Introduction
Clustering applies to both JobScheduler Master instances and Agent instances.
The following wording is applied:
- Fail-over indicates an abnormal termination of the current Master/Agent instance and causes the next available Master/Agent instance to take the active role in a cluster.
- Switch-over indicates normal termination of the current Master/Agent instance and causes the next available Master/Agent instance to take the active role in a cluster.
Master Cluster
The following JobScheduler Master cluster types can be configured, depending on the desired behavior:
- The Master Passive Cluster provides fail-over functionality from one active Master instance to one out of a number of standby Master instances.
- The Master Active Cluster makes use of the JobScheduler's Distributed Orders feature to provide load sharing with a number of active Master instances.
The architecture of the Master cluster types is described in the following diagrams:
Note that both types of cluster can be used to provide:
- Cross-Platform Scheduling using Master / Agent Clusters and
- Central Configuration using a Supervisor JobScheduler
Agent Cluster
The following Agent cluster types are available:
- The Agent Passive Cluster implements fixed-priority scheduling: the first Agent is used for any job executions, if the first Agent becomes unavailable then the next Agent is used.
- The Agent Active Cluster implements round-robin scheduling: for each next task the next Agent is used. If an Agent becomes unavailable then it will not be used.
The architecture of the Agent cluster types is explained with the following diagram:
Agent Clusters are a functional layer on top of installed Agents. The same Agent can be a member in any number of Agent Clusters.
For job execution Agent Clusters provide more flexibility than Master Clusters.
Which Cluster Option to choose?
In almost any situation the Master Passive Cluster is the preferable option.
In combination with an Agent Passive Cluster or Active Cluster this offers high availability and scalability at a highly flexible level.
Master Cluster
The following comparison applies to execution of jobs and job chains directly with a Master:
Passive Cluster | Active Cluster | |
---|---|---|
Job Chains | No changes to job chains. | Job chains are configured for use with distributed orders. |
Requires specification which job chains should be executed on specific servers, for example for log rotation, daily plan calculation etc. | ||
Jobs | Jobs in a job chain can create temporary files that are picked up by successor jobs. | Each next job is executed on the next Master. Jobs in a job chain cannot rely on the fact that they will be executed on the same Master as their predecessor jobs, for example in case that temporary files are used to pass data between jobs. |
Database | One transaction per job to store job logs and a single transaction for the order log. | One transaction per job to store the job logs and as many transactions as there are jobs for the order log which will cause higher database load. |
Database load is increased as there is more overhead for co-ordination of Master instances for execution of next jobs. | ||
Performance | Vertical scaling: Performance is limited by CPU and memory of a single machine. | Horizontal scaling: Performance is improved if a number of Master instances is used in parallel for task execution.
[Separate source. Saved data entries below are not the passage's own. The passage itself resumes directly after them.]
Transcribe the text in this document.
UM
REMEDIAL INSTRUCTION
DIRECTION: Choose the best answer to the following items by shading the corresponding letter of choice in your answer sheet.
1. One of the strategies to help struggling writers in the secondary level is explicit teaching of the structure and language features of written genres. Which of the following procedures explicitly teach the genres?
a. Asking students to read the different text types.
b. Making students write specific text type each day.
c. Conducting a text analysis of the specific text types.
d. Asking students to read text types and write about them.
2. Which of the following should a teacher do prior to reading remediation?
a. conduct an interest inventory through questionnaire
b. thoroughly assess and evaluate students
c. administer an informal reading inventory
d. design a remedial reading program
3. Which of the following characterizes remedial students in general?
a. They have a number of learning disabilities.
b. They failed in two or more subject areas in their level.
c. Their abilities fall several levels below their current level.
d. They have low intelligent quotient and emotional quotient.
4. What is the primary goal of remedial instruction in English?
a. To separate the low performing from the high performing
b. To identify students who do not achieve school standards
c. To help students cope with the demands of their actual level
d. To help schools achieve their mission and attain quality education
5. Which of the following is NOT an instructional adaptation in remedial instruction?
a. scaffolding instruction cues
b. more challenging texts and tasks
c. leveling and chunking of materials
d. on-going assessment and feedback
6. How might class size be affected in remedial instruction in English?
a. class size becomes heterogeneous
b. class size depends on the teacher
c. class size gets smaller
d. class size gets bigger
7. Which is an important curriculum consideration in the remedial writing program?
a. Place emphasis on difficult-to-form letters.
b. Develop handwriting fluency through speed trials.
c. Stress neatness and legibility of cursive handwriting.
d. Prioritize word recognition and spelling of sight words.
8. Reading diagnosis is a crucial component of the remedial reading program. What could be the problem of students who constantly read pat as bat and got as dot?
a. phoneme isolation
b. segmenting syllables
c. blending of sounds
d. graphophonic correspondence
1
As a performance penalty some overhead for co-ordination of Master instances is required. |
Explanations:
When used with an Agent Cluster then jobs are executed with Agents instead of the Master. This drastically reduces the load on the Master, more precisely there is no noticeable difference in performance between Master Passive Cluster and Master Active Cluster if jobs are executed with Agents.
- The Master Passive Cluster is the preferable choice for most scenarios except for situations when a high load of jobs (>500 parallel tasks) is expected.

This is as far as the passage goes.